紛争の内容
ご相談者様は、投資に興味を持たれていたところ、不動産の営業マンから、一人暮らし向けマンションの投資の勧誘を受け、地方にワンルームマンションを2部屋購入されました。

また、過去にFXなどをしていた経験から、最近では仮想通貨にも手を出されていました。

もっとも、ご相談者様によれば、不動産の営業マンから聞いていたような利益が出なかったこと、及び、仮想通貨の価値が大幅に下落したことから、気付いたときには、多額の債務だけが残ってしまったということでした。

ご相談者様としては、返済が困難であることから、自己破産をされることを決意されたため、この度、当職らがご依頼を受ける運びとなりました。

交渉・調停・訴訟等の経過
投資目的での不動産購入及び仮想通貨の購入という免責不許可事由があったことから、本件は管財人弁護士が選任される異時廃止事件となりました。

そのうえで、自己破産の手続きの中では、上記の不動産(ワンルームマンション)の処理をどうするかが問題となりました。通常、破産者が不動産を有している場合には、裁判所より選任される管財人において、抵当権者の協力を得て任意売却を目指すことになります。

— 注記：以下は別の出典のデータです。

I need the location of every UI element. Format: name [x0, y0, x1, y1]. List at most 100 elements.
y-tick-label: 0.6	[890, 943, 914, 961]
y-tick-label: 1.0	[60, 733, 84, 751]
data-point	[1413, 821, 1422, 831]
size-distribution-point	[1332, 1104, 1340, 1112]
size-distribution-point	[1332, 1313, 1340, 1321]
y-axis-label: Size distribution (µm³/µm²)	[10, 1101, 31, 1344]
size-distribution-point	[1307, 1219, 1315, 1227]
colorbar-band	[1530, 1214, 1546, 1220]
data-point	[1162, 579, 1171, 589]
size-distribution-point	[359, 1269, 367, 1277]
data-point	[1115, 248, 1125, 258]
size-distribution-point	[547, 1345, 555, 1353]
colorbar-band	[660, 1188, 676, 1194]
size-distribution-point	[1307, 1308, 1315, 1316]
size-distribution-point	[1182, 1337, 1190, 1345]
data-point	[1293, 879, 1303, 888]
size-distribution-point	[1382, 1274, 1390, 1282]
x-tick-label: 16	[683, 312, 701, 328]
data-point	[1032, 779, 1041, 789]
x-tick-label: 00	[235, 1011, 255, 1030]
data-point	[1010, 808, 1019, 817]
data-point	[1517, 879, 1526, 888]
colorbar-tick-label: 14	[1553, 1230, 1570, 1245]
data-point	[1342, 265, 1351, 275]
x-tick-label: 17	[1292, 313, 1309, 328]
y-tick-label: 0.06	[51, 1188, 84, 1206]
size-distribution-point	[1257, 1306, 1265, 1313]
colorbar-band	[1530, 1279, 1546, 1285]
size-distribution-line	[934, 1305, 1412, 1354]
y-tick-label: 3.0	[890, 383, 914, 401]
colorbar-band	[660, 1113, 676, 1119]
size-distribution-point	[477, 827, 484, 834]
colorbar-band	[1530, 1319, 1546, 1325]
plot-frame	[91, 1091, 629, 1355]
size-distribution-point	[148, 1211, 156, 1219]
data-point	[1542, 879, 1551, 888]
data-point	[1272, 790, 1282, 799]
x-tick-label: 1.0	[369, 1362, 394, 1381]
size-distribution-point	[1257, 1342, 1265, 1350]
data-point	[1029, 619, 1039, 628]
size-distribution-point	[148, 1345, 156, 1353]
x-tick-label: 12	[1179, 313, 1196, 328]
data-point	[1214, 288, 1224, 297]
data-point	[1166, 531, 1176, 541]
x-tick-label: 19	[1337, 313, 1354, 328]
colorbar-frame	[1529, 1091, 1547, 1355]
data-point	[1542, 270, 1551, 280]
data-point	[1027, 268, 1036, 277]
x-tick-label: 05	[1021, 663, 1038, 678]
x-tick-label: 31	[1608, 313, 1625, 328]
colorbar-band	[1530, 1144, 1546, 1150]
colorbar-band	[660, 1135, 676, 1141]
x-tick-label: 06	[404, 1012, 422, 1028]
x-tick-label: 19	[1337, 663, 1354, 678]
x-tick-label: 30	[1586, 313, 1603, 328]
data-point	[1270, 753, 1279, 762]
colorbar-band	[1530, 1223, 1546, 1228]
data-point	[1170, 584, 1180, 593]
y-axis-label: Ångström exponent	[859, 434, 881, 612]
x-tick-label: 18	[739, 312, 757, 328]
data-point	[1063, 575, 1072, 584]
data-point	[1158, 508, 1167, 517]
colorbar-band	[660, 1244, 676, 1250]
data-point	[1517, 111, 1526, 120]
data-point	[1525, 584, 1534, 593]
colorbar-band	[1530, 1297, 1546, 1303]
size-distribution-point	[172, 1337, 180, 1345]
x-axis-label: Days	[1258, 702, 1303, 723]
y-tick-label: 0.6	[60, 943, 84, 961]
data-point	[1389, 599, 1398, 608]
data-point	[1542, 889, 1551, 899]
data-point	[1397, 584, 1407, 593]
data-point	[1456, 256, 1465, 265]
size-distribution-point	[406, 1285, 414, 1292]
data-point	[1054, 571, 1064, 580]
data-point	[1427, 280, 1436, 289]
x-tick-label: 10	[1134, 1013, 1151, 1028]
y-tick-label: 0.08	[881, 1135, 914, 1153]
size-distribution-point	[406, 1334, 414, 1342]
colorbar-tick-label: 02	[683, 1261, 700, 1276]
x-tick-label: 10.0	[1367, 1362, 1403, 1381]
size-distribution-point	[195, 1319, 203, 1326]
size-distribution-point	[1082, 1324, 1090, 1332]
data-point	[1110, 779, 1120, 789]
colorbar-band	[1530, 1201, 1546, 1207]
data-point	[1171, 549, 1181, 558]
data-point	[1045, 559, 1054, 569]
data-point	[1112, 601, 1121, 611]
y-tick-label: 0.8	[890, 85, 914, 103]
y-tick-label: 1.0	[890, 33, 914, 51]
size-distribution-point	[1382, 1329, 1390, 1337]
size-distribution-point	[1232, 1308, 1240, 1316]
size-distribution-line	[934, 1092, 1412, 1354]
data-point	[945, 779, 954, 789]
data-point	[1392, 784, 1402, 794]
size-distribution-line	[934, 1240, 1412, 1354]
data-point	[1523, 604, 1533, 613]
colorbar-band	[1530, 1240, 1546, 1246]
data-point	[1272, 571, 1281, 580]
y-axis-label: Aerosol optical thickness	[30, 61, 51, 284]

本件でも、不動産を何とか売却するため、債権者集会の期日が複数回開かれ、その間、管財人において抵当権を有する債権者(別除権者)に何度も働きかけたものの、売却価格でなかな折り合わない(別除権者の協力を得ることが難しい)ということで、任意売却ができない状況が続きました。

本事例の結末
結局、ワンルームマンションのうち、1部屋は大幅なオーバーローン状態で換価困難であることを理由に、もう一部屋は、別除権者との方針の齟齬が顕著であり換価困難であることを理由に、いずれも期日にて、破産財団から放棄されることとなりました。なお、放棄された不動産は、通常、抵当権が実行され、競売に掛けられることとなります。

また、不動産や仮想通貨購入などの投資行為が債務を膨らませる原因になったことについては、債務者(ご相談者様)において真摯に反省したうえで、家計を立て直した結果、無事に免責が許可されました。

本事例に学ぶこと
本件では、FXや仮想通貨などへの投資(ギャンブル)という免責不許可事由(法律により、原則として破産を認めないとされている事由)があり、かつ、不動産(ワンルームマンション)を所有していたという複雑な事案であったものの、申立代理人である当職らと管財人弁護士が連携を取り合うことにより、無事、裁判所に自己破産を認めてもらうことができました。

自己破産を裁判所に認めてもらうためには、申立代理人となる弁護士の力量も必要となりますので、借金の返済が困難で、自己破産を検討されている方は、債務整理に精通した弁護士に相談されることをお勧めいたします。